I gave the “thumbs up.” I pushed hard against the water with my right (back) leg and tried to let the boat pull me up, but I’m 25# heavier than I was the last time I skied, and my hands aren’t as strong. The rope jerked out of my hands.
Three more attempts got similar results, so I changed my grip on the rope handle to a baseball bat grip – left palm down, right palm up.
And on my fifth attempt, I got up.
And I stayed up.
I crossed the right wake toward the pontoon boat where the girls were. I crossed back.

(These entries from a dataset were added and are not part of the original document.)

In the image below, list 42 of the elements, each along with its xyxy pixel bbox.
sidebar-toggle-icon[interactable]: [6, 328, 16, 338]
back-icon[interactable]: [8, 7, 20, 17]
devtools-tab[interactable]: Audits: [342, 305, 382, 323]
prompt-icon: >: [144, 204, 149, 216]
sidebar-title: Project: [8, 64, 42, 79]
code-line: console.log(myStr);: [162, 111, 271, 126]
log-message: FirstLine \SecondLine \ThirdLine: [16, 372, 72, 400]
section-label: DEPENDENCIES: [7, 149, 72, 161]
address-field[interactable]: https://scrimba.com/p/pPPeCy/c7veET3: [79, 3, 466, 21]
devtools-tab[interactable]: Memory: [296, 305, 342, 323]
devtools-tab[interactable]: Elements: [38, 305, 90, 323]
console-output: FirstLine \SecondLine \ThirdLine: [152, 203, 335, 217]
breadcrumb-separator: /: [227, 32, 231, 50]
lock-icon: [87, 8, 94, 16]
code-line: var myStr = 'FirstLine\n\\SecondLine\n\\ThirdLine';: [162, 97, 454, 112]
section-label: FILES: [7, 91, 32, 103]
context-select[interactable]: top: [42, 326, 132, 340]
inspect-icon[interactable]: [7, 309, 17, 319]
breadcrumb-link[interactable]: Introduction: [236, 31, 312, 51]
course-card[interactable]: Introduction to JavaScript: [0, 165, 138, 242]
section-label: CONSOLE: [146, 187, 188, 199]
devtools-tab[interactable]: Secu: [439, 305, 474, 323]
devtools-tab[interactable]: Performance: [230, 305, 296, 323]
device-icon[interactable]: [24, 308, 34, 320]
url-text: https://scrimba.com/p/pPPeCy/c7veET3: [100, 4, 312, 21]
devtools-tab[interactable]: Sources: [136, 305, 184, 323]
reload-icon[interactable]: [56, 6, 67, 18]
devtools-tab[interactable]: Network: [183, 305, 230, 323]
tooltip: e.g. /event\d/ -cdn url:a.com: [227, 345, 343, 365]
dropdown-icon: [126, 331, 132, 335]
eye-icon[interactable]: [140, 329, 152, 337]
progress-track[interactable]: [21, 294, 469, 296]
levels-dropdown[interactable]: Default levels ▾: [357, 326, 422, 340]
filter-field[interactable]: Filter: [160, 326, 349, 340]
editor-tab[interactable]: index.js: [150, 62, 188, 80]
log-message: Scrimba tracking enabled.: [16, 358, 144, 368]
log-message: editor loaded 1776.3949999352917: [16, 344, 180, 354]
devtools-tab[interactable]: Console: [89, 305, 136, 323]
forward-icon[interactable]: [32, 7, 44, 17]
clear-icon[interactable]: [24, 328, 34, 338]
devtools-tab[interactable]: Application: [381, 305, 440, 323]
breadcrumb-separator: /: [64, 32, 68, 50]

After a few minutes, we turned around and returned to the area where the pontoon boat was (and my wife’s camera). My back was killing me; my hamstrings were aching, and my hands were barely able to continue clutching the handle, so I tossed it into the air.
And it felt wonderful.
I was sore for a full week afterward, but I can’t wait to try it again when I’m in my 40s. And, if he’s willing, I’d love to watch my dad teach my children to ski like he did for me and several of my childhood friends. It’s a 2.5 hour drive to Lake Guntersville, but it’d be worth every minute if it makes them half as happy as it did me at their ages.
Dude. I’ve been tearing it up all week on Flathead Lake in MT. It’s been amazing. One of my 5-yo girls is ready to try it. I might have to try the oar trick.
Yeah, but you zumba every day! I don’t do much cardio since separating from the Reserves (after being required to run for 20 years, I’ve taken the past year off).
This is probably what it would be like for me if I tried to play baseball now. Or anything more strenuous than walking to and from the office parking garage.
No offense, but I think being dragged on a 65” piece of plastic or wood behind a speeding boat is harder on the body than playing baseball! But if you love it, I say give ‘er a go.